Few of these initiatives, however, go as far as those at Goldman. Equilar says that most clawbacks occur only if top executives engage in unethical conduct or misdeeds that result in financial misstatements. Some of these recently unveiled say-on-pay initiatives are also weaker than one would expect. Prudential, for example, allows say-on-pay votes only every other year. “We talked to a lot of our institutional investors and pension funds,” said a Prudential spokesman. “They said every year would be a lot of work for them. They said every other year would be adequate.”

Microsoft’s say-on-pay ballots are cast only once every three years. “Our compensation program is designed to induce and reward performance over a multiyear period,” Microsoft wrote online last year. “Say-on-pay votes should occur over similar timeframe.”
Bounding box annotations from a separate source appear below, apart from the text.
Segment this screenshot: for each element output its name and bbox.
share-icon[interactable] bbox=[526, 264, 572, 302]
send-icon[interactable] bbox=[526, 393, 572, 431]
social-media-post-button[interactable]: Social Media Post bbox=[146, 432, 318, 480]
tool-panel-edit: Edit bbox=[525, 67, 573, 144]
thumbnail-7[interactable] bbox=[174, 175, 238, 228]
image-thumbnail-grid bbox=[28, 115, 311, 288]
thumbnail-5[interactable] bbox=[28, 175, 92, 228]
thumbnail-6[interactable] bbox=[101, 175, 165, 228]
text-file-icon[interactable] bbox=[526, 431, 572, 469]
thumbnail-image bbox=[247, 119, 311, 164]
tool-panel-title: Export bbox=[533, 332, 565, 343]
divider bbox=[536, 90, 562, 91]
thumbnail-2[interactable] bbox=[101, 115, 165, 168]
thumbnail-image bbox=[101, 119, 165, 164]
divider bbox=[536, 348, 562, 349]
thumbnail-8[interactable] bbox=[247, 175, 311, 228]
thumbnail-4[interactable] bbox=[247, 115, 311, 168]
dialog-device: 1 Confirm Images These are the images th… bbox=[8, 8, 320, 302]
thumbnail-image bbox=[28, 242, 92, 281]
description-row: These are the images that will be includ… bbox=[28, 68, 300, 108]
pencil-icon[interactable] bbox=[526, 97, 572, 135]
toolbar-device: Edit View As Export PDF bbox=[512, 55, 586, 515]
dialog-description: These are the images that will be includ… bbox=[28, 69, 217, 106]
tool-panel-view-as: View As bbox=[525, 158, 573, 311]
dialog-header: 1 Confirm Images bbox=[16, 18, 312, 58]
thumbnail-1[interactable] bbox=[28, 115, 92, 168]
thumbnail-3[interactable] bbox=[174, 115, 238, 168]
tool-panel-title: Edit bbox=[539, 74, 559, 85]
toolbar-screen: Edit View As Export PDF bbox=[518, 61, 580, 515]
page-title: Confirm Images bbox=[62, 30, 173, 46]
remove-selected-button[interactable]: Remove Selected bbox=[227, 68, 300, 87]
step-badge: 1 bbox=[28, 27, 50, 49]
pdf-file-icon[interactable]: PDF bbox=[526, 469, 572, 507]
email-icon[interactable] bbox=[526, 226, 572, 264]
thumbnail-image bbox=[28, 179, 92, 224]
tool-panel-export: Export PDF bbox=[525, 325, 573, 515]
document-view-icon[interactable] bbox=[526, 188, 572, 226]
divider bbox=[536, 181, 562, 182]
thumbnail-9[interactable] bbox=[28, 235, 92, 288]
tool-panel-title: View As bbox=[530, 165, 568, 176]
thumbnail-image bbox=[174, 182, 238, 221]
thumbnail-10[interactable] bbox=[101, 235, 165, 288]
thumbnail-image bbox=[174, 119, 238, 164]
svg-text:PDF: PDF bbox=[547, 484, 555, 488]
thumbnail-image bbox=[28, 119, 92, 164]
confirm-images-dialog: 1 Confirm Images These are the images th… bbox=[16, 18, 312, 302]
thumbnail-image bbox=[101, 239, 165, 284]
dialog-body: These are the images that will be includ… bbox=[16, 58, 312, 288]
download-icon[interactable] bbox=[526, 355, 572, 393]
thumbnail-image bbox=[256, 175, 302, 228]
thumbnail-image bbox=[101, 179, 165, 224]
CHARLES M. ELSON, a corporate governance professor at the University of Delaware, says such limited measures are just window dressing corporations deploy to keep regulators from imposing tougher reforms. “I’ve always supported clawbacks, but they are almost impossible to enforce,” he says. “Unfortunately, I think say-on-pay is pointless.”

Both the House and the Senate financial reform bills could require public companies to have annual say-on-pay votes. The bills include a “proxy access” rule to make it easier for shareholders to get their own candidates elected to boards.

“We are looking at the first time across the American marketplace at an environment where shareholders will have real authority to hire and fire directors,” says Mr. Davis of Yale. “If companies ignore a vote on say-on-pay, a shareholder majority would have the right to remove the directors who failed to listen.”

Corporate America is dead set against this. The United States Chamber of Commerce says that proxy access would give extreme groups the ability to meddle in broad corporate decisions.

“This is something that isn’t about better corporate governance,” says Thomas Quaadman, the executive director of the chamber’s Center for Capital Markets Competitiveness. “This is about activists being put at the head of the line.”

Even if enhanced proxy access is eliminated from the bills, the Senate version also includes an amendment sponsored by Robert Menendez, Democrat of New Jersey, that would offer a revealing compensation barometer: a requirement that public companies disclose median wage for their workers along with their chief executive’s compensation.

Asked why he thought this was important, Mr. Menendez quoted the Supreme Court justice Louis D. Brandeis: “Sunlight is the best disinfectant.”